Let me start with a bedtime story.
Once upon a time, women were not only part of the system—they were the system.
From Ancient Egypt to the Mayan and Celtic worlds, women were revered as leaders, life-givers, and sacred forces. They held spiritual and political power, guided communities, and embodied creation and wisdom. Queens like Hatshepsut ruled Egypt as Pharaohs. The Mayan goddess Ix Chel represented healing and fertility. The Celtic Morrigan stood for sovereignty, strength, and prophecy. Goddesses. Leaders. Creators of life.
What happened before that? Well, before written history, in the caves and early human settlements, anthropologists believe that women played central leadership roles—through wisdom and social engagement. Evidence from Palaeolithic cave art and burial sites suggests women were seen as spiritual leaders, healers, and those that possessed the knowledge.
While men hunted, women gathered, tracked seasonal changes, understood fertility cycles, nurtured young minds, and maintained the stories and rituals that formed the backbone of culture. They observed ecosystems, mapped territories mentally, and built communities. These were the first scientists and systems thinkers.
The Venus of Willendorf, dating back over 25,000 years, depicts women as symbols of fertility and divinity: the mother goddess. They weren’t passive figures but embodied power, life, mystery. The divine feminine was celebrated, not feared.
But something changed. And the world, as we know it, has never been the same. What Happened? When did we as women lose our voices?
The shift didn’t happen overnight. With the rise of agriculture and the concept of private property, control became central. Power. Men began to dominate public life, and women’s power was gradually constrained to the private sphere. As monotheistic religions replaced goddess-centred traditions, goddesses disappeared, and patriarchal structures solidified. Colonisation and capitalism further encouraged male dominance, often violently suppressing female-centric cultures. Raping. Killing. Stoning.
It is worth asking, though: Was this only about physical strength and control? Or was it also about fear? Fear of the sacred feminine power to create, nurture, and lead with empathy and intuition. A power that couldn’t be controlled, only revered.
From Balance to Imbalance
As the feminine voice was silenced, the world shifted towards conquest, hierarchy, and control. Sounds familiar? Dominance instead of dialogue. And in doing so, we lost something essential: the balance between masculine and feminine forces. Not man vs. woman, but the balance of qualities that we both carry—logic and intuition, action and reflection, power and compassion. The power of team.
Reclaiming the Sacred Feminine
The world today still echoes this imbalance. But the ancient female voice is not gone: it’s itching to come back. As women, we are reclaiming our right to lead, to speak.
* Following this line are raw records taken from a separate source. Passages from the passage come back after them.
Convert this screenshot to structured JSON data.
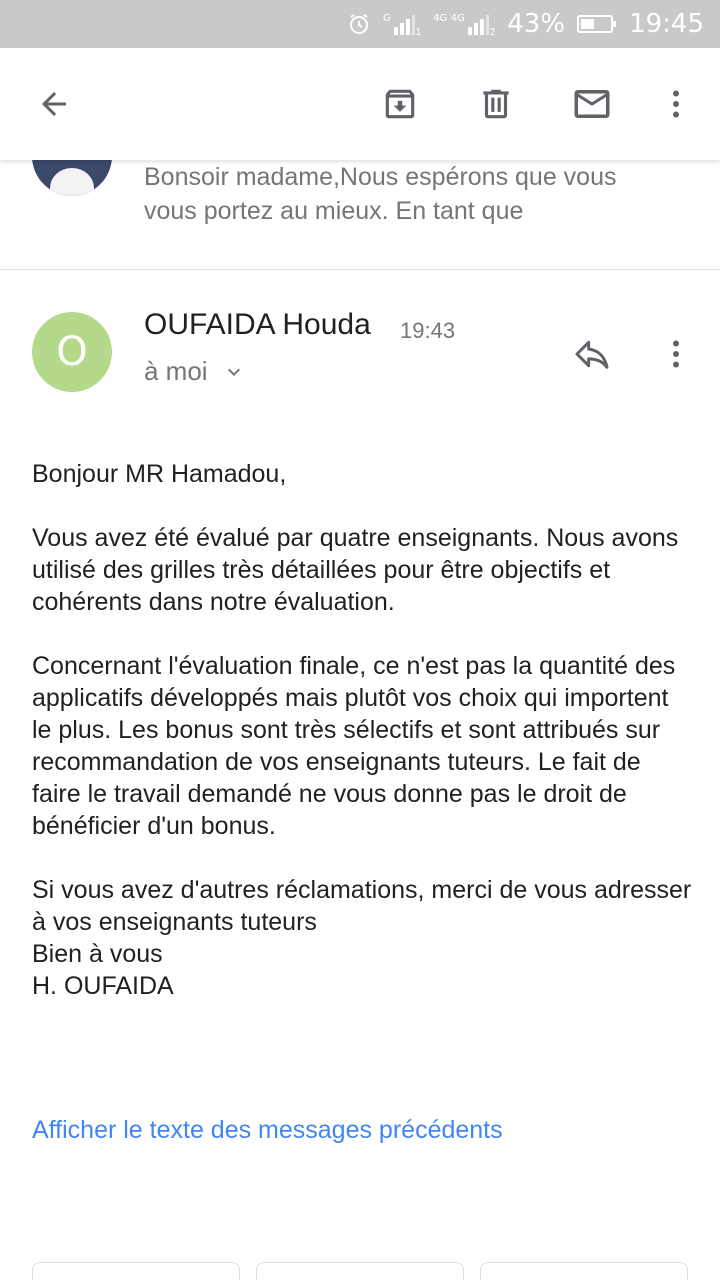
{
  "status_bar": {
    "network_g": "G",
    "network_4g": "4G 4G",
    "sim1": "1",
    "sim2": "2",
    "battery_percent": "43%",
    "time": "19:45",
    "icons": [
      "alarm-icon",
      "signal-icon",
      "battery-icon"
    ]
  },
  "toolbar": {
    "icons": [
      "back-arrow-icon",
      "archive-icon",
      "delete-icon",
      "mark-unread-icon",
      "more-vert-icon"
    ]
  },
  "previous_message": {
    "snippet": "Bonsoir madame,Nous espérons que vous vous portez au mieux. En tant que"
  },
  "message": {
    "avatar_letter": "O",
    "avatar_color": "#b5d98a",
    "sender": "OUFAIDA Houda",
    "time": "19:43",
    "recipient": "à moi",
    "body": {
      "greeting": "Bonjour MR Hamadou,",
      "paragraph1": "Vous avez été évalué par quatre enseignants. Nous avons utilisé des grilles très détaillées pour être objectifs et cohérents dans notre évaluation.",
      "paragraph2": "Concernant l'évaluation finale, ce n'est pas la quantité des applicatifs développés mais plutôt vos choix qui importent le plus. Les bonus sont très sélectifs et sont attribués sur recommandation de vos enseignants tuteurs.  Le fait de faire le travail demandé ne vous donne pas le droit de bénéficier d'un bonus.",
      "line1": "Si vous avez d'autres réclamations, merci de vous adresser à vos enseignants tuteurs",
      "line2": "Bien à vous",
      "signature": "H. OUFAIDA"
    },
    "show_previous_link": "Afficher le texte des messages précédents"
  },
  "colors": {
    "link": "#4285f4",
    "status_bar_bg": "#c9c9c9",
    "secondary_text": "#757575",
    "icon": "#5f6368"
  }
}
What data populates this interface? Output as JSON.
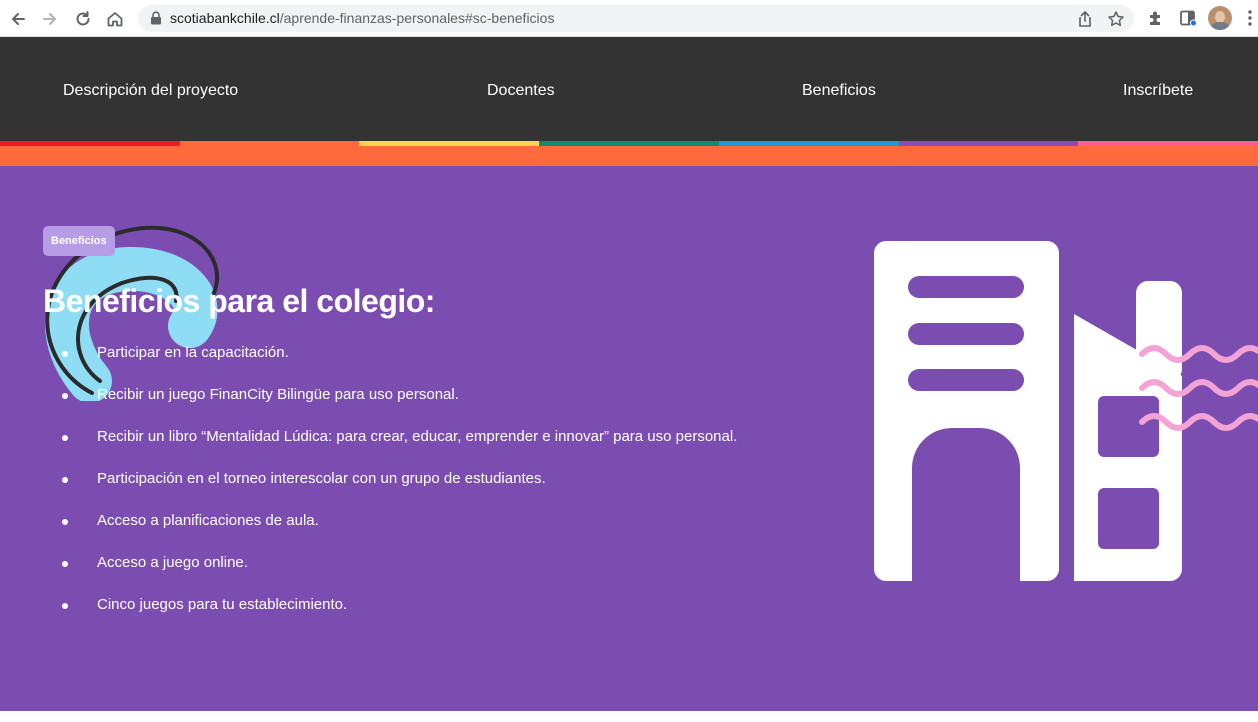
{
  "browser": {
    "url_host": "scotiabankchile.cl",
    "url_path": "/aprende-finanzas-personales#sc-beneficios"
  },
  "site_nav": {
    "items": [
      {
        "label": "Descripción del proyecto"
      },
      {
        "label": "Docentes"
      },
      {
        "label": "Beneficios"
      },
      {
        "label": "Inscríbete"
      }
    ],
    "stripe_colors": [
      "#ec1c24",
      "#ff6a3c",
      "#ffd54f",
      "#0f8b6f",
      "#1e9bd7",
      "#8e4bb5",
      "#ff5f8f"
    ]
  },
  "section": {
    "badge": "Beneficios",
    "title": "Beneficios para el colegio:",
    "items": [
      "Participar en la capacitación.",
      "Recibir un juego FinanCity Bilingüe para uso personal.",
      "Recibir un libro “Mentalidad Lúdica: para crear, educar, emprender e innovar” para uso personal.",
      "Participación en el torneo interescolar con un grupo de estudiantes.",
      "Acceso a planificaciones de aula.",
      "Acceso a juego online.",
      "Cinco juegos para tu establecimiento."
    ]
  },
  "colors": {
    "nav_bg": "#333333",
    "section_bg": "#7b4db1",
    "badge_bg": "#b79de6",
    "accent_orange": "#ff6a3c",
    "deco_blue": "#8fdcf5",
    "wave_pink": "#f4a3d6"
  },
  "icons": [
    "back-arrow-icon",
    "forward-arrow-icon",
    "reload-icon",
    "home-icon",
    "lock-icon",
    "share-icon",
    "star-icon",
    "extensions-icon",
    "reading-list-icon",
    "menu-dots-icon",
    "building-illustration"
  ]
}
We see it in many countries now being led by women, or a slowly increasing number of women in boardrooms or CEO positions.
Being led by ‘the feminine’ does not mean excluding men. It means including qualities long excluded. It means building from wisdom, empathy, and collaboration, rather than fear, ego, and competition.
Why It Matters Now
As we face existential threats—climate crisis, inequality, wars, AI advancement— what kind of leadership do we need in the World? What if the way forward isn’t new, but ancient? What if feminine wisdom, buried for centuries, is the key to creating a human-centric, balanced, nurturing and sustainable world?